Katelyn Mazenko planned to have her first grade class at Janney Elementary School on Thursday write sentences, play bingo and solve math problems. But after pro-Trump insurrectionists stormed the U.S. Capitol building the day before, the six and seven-year-olds logged on to virtual class overwhelmed with questions.
How did they get in?
Why was it mostly white people?
What did they want?
So Mazenko said she scrapped her lesson plans and spent nearly an hour answering students’ questions, distilling concepts about voting and race into words young children could understand. She explained that misinformation means “lies that have been spread.” She referred to anti-racism lessons the youngsters learned earlier in the school year, reminding them “in America, the rules have not been fair for Black and brown-skinned people.”
As scenes of Trump loyalists forcing their way into the Capitol played on television and social media, educators across the District quickly began devising how they planned to address the insurrection in classes the next day. They knew the crisis would touch D.C. students — many who have visited the Capitol, live near the building or have family who work there — in a distinct way.
Schools arranged counseling services for students. Administrators shared guidance about how to manage difficult conversations. Teachers revised their teaching plans, carving out time for in-depth talks.
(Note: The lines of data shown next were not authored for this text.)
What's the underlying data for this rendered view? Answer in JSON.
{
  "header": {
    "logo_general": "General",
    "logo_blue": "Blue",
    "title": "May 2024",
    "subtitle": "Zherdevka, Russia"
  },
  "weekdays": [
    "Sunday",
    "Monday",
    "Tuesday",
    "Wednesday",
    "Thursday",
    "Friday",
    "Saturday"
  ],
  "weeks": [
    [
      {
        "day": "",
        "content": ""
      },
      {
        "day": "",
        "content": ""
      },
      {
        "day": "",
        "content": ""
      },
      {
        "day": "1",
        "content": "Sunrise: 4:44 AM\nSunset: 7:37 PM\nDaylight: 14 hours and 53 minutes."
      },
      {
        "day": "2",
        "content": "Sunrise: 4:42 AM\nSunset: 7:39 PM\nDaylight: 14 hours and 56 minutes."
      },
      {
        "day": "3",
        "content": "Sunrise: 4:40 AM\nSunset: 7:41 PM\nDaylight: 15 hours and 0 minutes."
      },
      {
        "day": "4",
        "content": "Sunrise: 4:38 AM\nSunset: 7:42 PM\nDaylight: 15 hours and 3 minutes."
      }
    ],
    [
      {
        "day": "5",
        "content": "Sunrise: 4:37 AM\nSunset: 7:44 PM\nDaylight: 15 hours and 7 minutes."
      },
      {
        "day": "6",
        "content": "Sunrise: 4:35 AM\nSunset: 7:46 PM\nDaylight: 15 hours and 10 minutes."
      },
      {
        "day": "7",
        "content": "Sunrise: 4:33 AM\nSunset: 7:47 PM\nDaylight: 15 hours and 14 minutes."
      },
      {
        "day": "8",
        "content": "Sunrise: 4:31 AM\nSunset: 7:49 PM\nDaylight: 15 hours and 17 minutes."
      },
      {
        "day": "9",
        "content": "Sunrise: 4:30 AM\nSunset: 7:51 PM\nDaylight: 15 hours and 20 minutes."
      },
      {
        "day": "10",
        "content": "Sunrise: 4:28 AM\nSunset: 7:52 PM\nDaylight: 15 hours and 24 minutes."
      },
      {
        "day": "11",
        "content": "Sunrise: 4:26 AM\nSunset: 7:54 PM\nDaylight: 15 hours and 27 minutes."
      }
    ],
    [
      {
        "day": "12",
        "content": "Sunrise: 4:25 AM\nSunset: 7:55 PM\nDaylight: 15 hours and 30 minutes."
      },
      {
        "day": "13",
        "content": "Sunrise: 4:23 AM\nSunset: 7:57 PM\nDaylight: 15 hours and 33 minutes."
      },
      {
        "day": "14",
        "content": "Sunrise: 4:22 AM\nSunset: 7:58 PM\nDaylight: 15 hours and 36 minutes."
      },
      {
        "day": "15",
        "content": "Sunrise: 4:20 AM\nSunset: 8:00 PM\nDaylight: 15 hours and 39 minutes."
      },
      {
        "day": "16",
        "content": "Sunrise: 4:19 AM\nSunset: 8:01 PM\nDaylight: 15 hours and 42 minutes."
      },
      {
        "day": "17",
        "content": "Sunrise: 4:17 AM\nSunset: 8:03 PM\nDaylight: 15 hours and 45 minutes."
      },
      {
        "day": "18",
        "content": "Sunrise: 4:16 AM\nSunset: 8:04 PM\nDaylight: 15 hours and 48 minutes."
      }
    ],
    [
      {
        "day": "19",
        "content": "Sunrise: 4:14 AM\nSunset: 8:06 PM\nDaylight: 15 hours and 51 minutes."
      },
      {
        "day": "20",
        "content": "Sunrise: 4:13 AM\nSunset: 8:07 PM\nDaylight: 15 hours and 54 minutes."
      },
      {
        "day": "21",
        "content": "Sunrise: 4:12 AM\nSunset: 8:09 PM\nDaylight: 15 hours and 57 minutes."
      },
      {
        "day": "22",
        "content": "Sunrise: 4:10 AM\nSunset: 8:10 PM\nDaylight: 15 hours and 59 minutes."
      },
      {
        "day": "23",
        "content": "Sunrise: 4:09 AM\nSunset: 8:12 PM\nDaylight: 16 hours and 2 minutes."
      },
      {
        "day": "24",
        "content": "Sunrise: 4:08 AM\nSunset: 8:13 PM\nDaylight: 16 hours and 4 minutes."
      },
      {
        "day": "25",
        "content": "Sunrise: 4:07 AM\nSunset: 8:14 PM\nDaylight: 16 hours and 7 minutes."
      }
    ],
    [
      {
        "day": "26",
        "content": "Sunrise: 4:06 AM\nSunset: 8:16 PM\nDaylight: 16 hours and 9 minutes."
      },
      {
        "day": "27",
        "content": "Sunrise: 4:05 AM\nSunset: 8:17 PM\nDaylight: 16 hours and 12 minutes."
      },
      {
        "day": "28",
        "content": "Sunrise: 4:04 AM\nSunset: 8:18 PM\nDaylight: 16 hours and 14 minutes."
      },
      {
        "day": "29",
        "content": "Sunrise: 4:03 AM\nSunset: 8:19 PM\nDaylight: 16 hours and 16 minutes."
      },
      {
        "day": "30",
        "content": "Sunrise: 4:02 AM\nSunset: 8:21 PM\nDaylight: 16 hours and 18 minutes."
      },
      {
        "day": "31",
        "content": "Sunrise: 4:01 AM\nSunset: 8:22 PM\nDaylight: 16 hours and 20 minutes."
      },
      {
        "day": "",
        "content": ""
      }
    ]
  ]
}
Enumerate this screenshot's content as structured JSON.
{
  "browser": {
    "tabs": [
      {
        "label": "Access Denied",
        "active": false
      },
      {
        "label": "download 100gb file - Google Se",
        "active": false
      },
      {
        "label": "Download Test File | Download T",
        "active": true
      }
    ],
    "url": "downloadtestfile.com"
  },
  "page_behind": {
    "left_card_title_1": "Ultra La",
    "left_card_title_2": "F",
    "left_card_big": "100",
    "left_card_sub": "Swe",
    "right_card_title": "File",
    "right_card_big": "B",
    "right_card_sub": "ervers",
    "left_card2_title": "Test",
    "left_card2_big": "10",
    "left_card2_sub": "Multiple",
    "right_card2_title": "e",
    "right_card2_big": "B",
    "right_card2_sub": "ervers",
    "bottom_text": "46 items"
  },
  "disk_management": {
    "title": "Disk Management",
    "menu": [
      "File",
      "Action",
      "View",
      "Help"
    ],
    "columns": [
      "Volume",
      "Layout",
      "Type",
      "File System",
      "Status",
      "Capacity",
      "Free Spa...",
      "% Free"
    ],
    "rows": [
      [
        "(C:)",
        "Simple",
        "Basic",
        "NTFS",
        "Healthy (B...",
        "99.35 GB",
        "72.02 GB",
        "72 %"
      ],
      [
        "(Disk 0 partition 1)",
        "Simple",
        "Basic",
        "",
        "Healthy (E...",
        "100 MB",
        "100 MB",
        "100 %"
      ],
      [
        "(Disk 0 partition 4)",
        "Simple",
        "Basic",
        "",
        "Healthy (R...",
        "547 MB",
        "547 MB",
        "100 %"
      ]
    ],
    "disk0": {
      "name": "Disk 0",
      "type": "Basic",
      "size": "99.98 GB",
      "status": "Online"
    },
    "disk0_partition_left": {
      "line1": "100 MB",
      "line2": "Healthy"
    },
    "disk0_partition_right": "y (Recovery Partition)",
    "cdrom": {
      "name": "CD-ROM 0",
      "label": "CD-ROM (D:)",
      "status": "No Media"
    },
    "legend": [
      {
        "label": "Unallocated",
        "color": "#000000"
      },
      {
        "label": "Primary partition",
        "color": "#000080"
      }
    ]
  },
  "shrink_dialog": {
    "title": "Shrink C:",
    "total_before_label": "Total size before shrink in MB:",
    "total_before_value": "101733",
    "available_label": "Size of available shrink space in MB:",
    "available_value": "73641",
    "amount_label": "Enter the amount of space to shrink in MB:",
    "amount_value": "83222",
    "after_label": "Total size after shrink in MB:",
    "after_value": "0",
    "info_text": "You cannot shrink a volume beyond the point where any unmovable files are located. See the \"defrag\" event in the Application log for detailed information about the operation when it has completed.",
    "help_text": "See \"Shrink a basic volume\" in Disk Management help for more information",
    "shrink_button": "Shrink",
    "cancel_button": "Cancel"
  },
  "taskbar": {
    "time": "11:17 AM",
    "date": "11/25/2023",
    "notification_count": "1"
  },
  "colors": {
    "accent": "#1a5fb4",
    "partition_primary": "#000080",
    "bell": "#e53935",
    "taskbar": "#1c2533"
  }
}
Several charter schools canceled virtual or in-person classes for the day, including KIPP DC and Friendship Public Charter School, the two largest charter networks in the city.
In a letter to the community, Susan Schaeffler, the founder and CEO of KIPP DC, denounced the actions by pro-Trump extremists as an “act of domestic terrorism” and said staying home was the safest option for children and educators. KIPP also postponed COVID-19 testing for students and free school meal distribution to Friday.
“The pain and anxiety being felt in our community is real,” Schaeffler said. “Hate, racism, and insurrection have no place in the District of Columbia, our home.”
At schools that held classes, some teachers said talking to students about traumatic events had become all too familiar, adding to the emotional toll of a year marked by the coronavirus pandemic, the police killing of George Floyd and the protests for racial justice that followed.
In the spring, Mazenko said she spent time calming anxious children after the pandemic forced learning at the Tenleytown school online. During this school year, she incorporated conversations about the Black Lives Matter movement in a social studies unit about American values and peaceful protest.
By the time class began Thursday, Mazenko said most of her young students had already talked about the crisis at the Capitol with their families, watched it on the news or caught glimpses of it from videos on their parents’ computers.
“We’ve been kind of in a constant state of addressing trauma for the past year,” she said.
Each day at Inspired Teaching Demonstration School in Edgewood, children in Jessica Jones’ fifth grade class practice mindfulness techniques, including journaling. They learn about empathy, forgiveness and integrity.
In the morning, Jones asks her students how they are feeling. The children normally share they are tired of distance learning, sleepy or happy, Jones said.
On Thursday, Jones created an online survey to collect the students’ responses. Many chose these words to describe their feelings about the day before: sad, nervous, angry, over it.
She steered the conversation away from talking explicitly about the violence at the Capitol, careful not to trigger emotional trauma in the children. Instead, she said she focused on asking students questions about what changes they felt needed to be made.
“When these things happen, the first thing I think about is the kids,” Jones said. “I pretty much just gave them a space to talk about what was bothering them… them being able to express their emotions helps them process what they’re going through.”
Elsewhere in the city, high school students at Thurgood Marshall Academy Public Charter School in Anacostia compared the police response to the insurrection with the level of police force Black Lives Matter protesters encountered over the summer.
Social studies teacher Ocean-Miracle Morris said her students examined the police treatment of Trump loyalists who mobbed the Capitol and compared it with the experience of demonstrators who protested for racial justice.
In a presentation to her World History and African American studies classes, she shared two slides with photographs, back to back. The first showed members of the National Guard dressed in helmets and camouflage gathered at the base of the Lincoln Memorial in June, blocking the path of protesters who mostly sat cross-legged behind metal barricades in front of the monument.
The second showed the demonstration outside the Capitol Thursday, where hundreds of mostly white pro-Trump supporters were able to flood the building’s front steps and climb on scaffolding. Police later used chemical irritants and flash bangs to clear the protesters.
Morris said her students, some of whom participated in the summer’s Black Lives Matter demonstrations, were frustrated by what they viewed as disparate police treatment — but were also not surprised.
Many of her students at the mostly Black school said they felt police would have responded with more force if large groups of people of color tried storming the Capitol.
“A lot of them stated, ‘if it were us, we would be dead, we would be shackled, we would be attacked,’” Morris recalled. “They were very vocal about the unfairness and inequality.”